Friday, December 05, 2014

E.O. Wilson and "The Meaning of Human Existence"

I've just read through E.O. Wilson's new and admirably brief and terse book (~200 pages) that gives a distillation of his previous writings on our human condition, and in particular the relationship between the sciences and the humanities. I pass on here a few clips from the first section of the book, but start with his statement in the final section where he gives his version of what the meaning of human existence is. (It conforms to my own opinion that experiencing ourselves as part of biological evolution suffices as a complete spiritual path.)
So, what is the meaning of human existence? I suggest that it is the epic of the species, begun in biological evolution and prehistory, passed into recorded history, and urgently now, day by day, faster and faster into the indefinite future, it is also what we will choose to become.
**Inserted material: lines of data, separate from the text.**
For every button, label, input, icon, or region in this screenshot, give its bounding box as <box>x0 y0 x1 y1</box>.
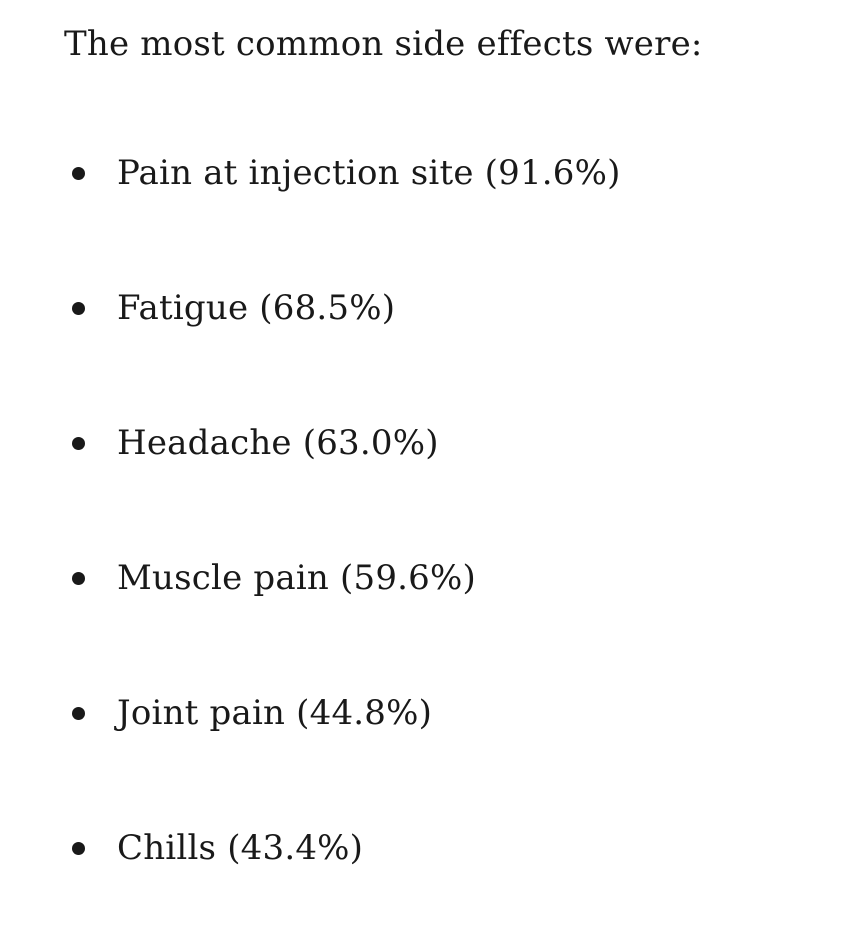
list-item-label: Joint pain (44.8%) <box>117 693 433 733</box>
list-item: Headache (63.0%) <box>64 423 828 463</box>
bullet-icon <box>72 167 85 180</box>
list-item: Muscle pain (59.6%) <box>64 558 828 598</box>
document: The most common side effects were: Pain … <box>64 24 828 868</box>
bullet-icon <box>72 707 85 720</box>
bullet-icon <box>72 572 85 585</box>
list-item: Chills (43.4%) <box>64 828 828 868</box>
list-item-label: Fatigue (68.5%) <box>117 288 396 328</box>
intro-text: The most common side effects were: <box>64 24 703 64</box>
list-item-label: Pain at injection site (91.6%) <box>117 153 621 193</box>
list-item: Joint pain (44.8%) <box>64 693 828 733</box>
list-item: Pain at injection site (91.6%) <box>64 153 828 193</box>
side-effects-list: Pain at injection site (91.6%) Fatigue (… <box>64 153 828 868</box>
bullet-icon <box>72 842 85 855</box>
list-item: Fatigue (68.5%) <box>64 288 828 328</box>
list-item-label: Chills (43.4%) <box>117 828 364 868</box>
bullet-icon <box>72 437 85 450</box>
list-item-label: Muscle pain (59.6%) <box>117 558 476 598</box>
bullet-icon <box>72 302 85 315</box>
list-item-label: Headache (63.0%) <box>117 423 439 463</box>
From Section I "The Reason We Exist":
In ordinary usage the word “meaning” implies intention, intention implies design, and design implies a designer. Any entity, any process, or definition of any word itself is put into play as a result of an intended consequence in the mind of the designer. This is the heart of the philosophical worldview of organized religions, and in particular their creation stories. Humanity, it assumes, exists for a purpose. Individuals have a purpose in being on Earth. Both humanity and individuals have meaning.
There is a second, broader way the word “meaning” is used and a very different worldview implied. It is that the accidents of history, not the intentions of a designer, are the source of meaning. There is no advance design, but instead overlapping networks of physical cause and effect. The unfolding of history is obedient only to the general laws of the Universe. Each event is random yet alters the probability of later events. During organic evolution, for example, the origin of one adaptation by natural selection makes the origin of certain other adaptations more likely. This concept of meaning, insofar as it illuminates humanity and the rest of life, is the worldview of science.
We are about to abandon natural selection , the process that created us, in order to direct our own evolution by volitional selection— the process of redesigning our biology and human nature as we wish them to be.
Humanity, I argue, arose entirely on its own through an accumulated series of events during evolution. We are not predestined to reach any goal, nor are we answerable to any power but our own. Only wisdom based on self-understanding, not piety, will save us.
...the grand master is multilevel selection . This formulation recognizes two levels at which natural selection operates: individual selection based on competition and cooperation among members of the same group, and group selection, which arises from competition and cooperation between groups. Group selection can occur through violent conflict or by competition between groups in the finding and harvesting of new resources.
Probably ... during the habiline period, a conflict ensued between individual-level selection, with individuals competing with other individuals in the same group, on the one side, and group-level selection , with competition among groups, on the other. The latter force promoted altruism and cooperation among all the group members. It led to innate group-wide morality and a sense of conscience and honor. The competition between the two forces can be succinctly expressed as follows: Within groups selfish individuals beat altruistic individuals, but groups of altruists beat groups of selfish individuals. Or, risking oversimplification, individual selection promoted sin, while group selection promoted virtue.
So it came to pass that humans are forever conflicted by their prehistory of multilevel selection. They are suspended in unstable and constantly changing positions between the two extreme forces that created us. We are unlikely to yield completely to either force as the ideal solution to our social and political turmoil. To give in completely to the instinctual urgings born from individual selection would be to dissolve society. At the opposite extreme, to surrender to the urgings from group selection would turn us into angelic robots— the outsized equivalents of ants.